Los protestantes, al principio, apenas tuvieron en cuenta y más bien criticaron las iniciativas de mujeres emancipadas de comienzos del siglo XIX., aunque sus propuestas fueron dejando huella (Movimiento Protestante por la Diaconía). Pero incluso en las comunidades de diaconisas hubo varones jerarcas protestantes que supieron reservarse la superioridad del varón para decisiones importantes y a la hora de la representación jurídica ante terceros.

 

En la segunda mitad del siglo XX surgió la teología feminista.

 

Acaba el autor con una serie de preguntas críticas a las Iglesias: ¿Con qué derecho niegan a las mujeres la Iglesia Católica romana y la Ortodoxa una igualdad de trato en el acceso al ministerio eclesiástico?, ¿con qué derecho amenazan por esta causa con serios problemas y dificultades al diálogo ecuménico? La iglesia del futuro, afirma, debe ser una comunidad de hombres y mujeres libres, radicalmente iguales, de hermanos y hermanas.
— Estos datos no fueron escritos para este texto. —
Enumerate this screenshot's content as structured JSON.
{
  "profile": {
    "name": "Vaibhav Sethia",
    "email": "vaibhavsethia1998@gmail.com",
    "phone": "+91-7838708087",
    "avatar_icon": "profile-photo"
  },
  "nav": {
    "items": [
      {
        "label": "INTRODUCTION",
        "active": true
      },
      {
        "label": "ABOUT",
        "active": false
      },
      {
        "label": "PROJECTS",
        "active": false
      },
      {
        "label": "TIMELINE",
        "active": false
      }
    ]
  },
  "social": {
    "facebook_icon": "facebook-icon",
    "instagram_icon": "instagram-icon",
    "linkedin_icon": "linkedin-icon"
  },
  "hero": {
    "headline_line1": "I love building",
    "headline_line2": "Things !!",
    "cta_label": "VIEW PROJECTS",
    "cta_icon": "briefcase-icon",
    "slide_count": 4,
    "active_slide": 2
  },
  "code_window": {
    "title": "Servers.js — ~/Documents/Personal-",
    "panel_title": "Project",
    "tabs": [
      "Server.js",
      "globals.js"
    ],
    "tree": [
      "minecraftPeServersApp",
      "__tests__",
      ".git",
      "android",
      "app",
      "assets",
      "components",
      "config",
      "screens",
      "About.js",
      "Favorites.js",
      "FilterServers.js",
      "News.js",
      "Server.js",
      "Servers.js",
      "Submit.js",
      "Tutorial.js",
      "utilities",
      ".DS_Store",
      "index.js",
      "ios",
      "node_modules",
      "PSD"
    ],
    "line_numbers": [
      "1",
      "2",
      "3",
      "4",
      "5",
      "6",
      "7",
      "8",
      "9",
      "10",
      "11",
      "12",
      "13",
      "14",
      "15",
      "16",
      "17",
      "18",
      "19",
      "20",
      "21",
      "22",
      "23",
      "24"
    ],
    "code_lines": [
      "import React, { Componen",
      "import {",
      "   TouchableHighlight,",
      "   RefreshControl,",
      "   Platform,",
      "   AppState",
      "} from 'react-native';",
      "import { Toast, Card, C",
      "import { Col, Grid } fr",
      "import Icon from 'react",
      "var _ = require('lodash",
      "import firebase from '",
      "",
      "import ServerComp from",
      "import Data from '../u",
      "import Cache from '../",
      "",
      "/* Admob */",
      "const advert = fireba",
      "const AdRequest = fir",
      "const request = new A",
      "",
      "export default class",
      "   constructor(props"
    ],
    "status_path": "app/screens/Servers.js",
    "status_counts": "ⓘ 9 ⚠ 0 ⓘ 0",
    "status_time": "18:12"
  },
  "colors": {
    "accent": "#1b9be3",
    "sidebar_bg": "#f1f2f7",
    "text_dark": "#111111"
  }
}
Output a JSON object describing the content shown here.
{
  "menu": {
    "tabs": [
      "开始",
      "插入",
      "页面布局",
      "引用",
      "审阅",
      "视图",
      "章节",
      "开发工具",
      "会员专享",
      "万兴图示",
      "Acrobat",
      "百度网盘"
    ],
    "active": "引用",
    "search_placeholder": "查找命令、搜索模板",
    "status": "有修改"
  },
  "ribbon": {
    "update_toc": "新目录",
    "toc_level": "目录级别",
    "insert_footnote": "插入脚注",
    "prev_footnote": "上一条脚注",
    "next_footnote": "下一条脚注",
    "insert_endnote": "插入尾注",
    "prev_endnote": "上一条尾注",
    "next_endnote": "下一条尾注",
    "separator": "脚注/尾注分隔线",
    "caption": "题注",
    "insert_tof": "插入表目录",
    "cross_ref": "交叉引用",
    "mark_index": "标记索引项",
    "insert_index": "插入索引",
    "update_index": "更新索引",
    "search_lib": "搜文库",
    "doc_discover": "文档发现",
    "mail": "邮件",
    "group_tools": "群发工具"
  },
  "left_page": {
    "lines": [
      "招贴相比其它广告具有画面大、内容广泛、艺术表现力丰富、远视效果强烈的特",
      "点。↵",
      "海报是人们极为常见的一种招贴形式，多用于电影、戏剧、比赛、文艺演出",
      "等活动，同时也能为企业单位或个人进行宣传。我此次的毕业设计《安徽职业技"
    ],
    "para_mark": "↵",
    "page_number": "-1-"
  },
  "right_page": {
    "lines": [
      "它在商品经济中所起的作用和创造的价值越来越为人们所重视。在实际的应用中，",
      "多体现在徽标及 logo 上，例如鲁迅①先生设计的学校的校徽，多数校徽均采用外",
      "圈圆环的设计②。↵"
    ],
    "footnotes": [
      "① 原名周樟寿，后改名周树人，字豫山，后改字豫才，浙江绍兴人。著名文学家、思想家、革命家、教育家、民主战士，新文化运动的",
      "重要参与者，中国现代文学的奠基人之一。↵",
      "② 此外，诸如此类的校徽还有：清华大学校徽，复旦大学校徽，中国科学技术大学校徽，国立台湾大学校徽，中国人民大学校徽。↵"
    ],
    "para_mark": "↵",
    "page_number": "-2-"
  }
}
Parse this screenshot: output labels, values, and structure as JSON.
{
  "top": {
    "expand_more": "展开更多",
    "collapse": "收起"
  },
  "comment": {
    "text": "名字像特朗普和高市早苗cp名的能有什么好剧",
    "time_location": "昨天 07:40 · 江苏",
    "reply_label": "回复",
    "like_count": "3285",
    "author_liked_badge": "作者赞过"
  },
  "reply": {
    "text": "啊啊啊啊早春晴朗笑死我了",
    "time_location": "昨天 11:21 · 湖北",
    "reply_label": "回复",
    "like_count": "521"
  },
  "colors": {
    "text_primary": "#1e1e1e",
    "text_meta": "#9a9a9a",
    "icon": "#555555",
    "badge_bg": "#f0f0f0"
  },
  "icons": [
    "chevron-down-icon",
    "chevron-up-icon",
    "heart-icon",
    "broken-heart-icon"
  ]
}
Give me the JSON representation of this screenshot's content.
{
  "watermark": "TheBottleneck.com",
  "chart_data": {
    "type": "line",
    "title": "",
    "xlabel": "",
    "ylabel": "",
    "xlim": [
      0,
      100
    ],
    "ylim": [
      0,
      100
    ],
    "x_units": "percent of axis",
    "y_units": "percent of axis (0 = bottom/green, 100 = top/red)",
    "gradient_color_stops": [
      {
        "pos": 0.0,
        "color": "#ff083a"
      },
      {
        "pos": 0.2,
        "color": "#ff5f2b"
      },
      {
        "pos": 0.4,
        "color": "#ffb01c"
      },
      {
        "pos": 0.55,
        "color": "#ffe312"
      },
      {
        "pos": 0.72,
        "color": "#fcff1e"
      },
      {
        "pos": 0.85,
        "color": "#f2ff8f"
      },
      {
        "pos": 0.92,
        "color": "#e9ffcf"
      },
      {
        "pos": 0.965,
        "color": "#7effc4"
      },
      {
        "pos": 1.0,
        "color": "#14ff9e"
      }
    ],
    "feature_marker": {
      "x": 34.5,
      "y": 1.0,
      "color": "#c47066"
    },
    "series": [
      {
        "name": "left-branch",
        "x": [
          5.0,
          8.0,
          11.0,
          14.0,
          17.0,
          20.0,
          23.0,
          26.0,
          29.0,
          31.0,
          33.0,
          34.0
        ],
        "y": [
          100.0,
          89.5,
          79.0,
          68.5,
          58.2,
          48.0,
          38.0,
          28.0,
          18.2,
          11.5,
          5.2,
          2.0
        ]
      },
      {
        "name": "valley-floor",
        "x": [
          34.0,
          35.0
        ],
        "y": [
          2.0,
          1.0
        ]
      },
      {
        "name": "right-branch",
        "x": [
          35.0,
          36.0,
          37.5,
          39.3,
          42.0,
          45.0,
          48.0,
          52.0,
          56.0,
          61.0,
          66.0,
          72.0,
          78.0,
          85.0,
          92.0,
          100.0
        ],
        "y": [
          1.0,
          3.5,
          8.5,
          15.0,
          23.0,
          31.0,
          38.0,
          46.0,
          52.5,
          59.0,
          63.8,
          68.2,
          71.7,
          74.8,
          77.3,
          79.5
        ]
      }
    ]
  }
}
Y, según él, habría que introducir reformas concretas:

- no considerar que forme parte del matrimonio cristiano el sometimiento de la esposa al marido;

- ni una división del trabajo determinada;

- la planificación responsable de la natalidad puede contribuir a la verdadera emancipación de la mujer;

- en el aborto no hay que tener en cuenta sólo los derechos del feto sino también la salud físico-psíquica y la situación social de la mujer, así como su responsabilidad con la familia y con los hijos que ya tiene a su cargo;

- las mujeres deben estar representadas en todos los órganos con capacidad de decisión;

- el lenguaje de la liturgia debe dejar claro que la comunidad está formada tanto por hombre como por mujeres;

- hay que promover el estudio de la teología católica por parte de las mujeres;

- la ordenación de las mujeres y su plena participación colegial en los órganos de decisión y dirección de la Iglesia no se conseguirán mientras el celibato del clero no sea sustituido por la soltería libremente elegida;

- reimplantar el diaconado de la mujer.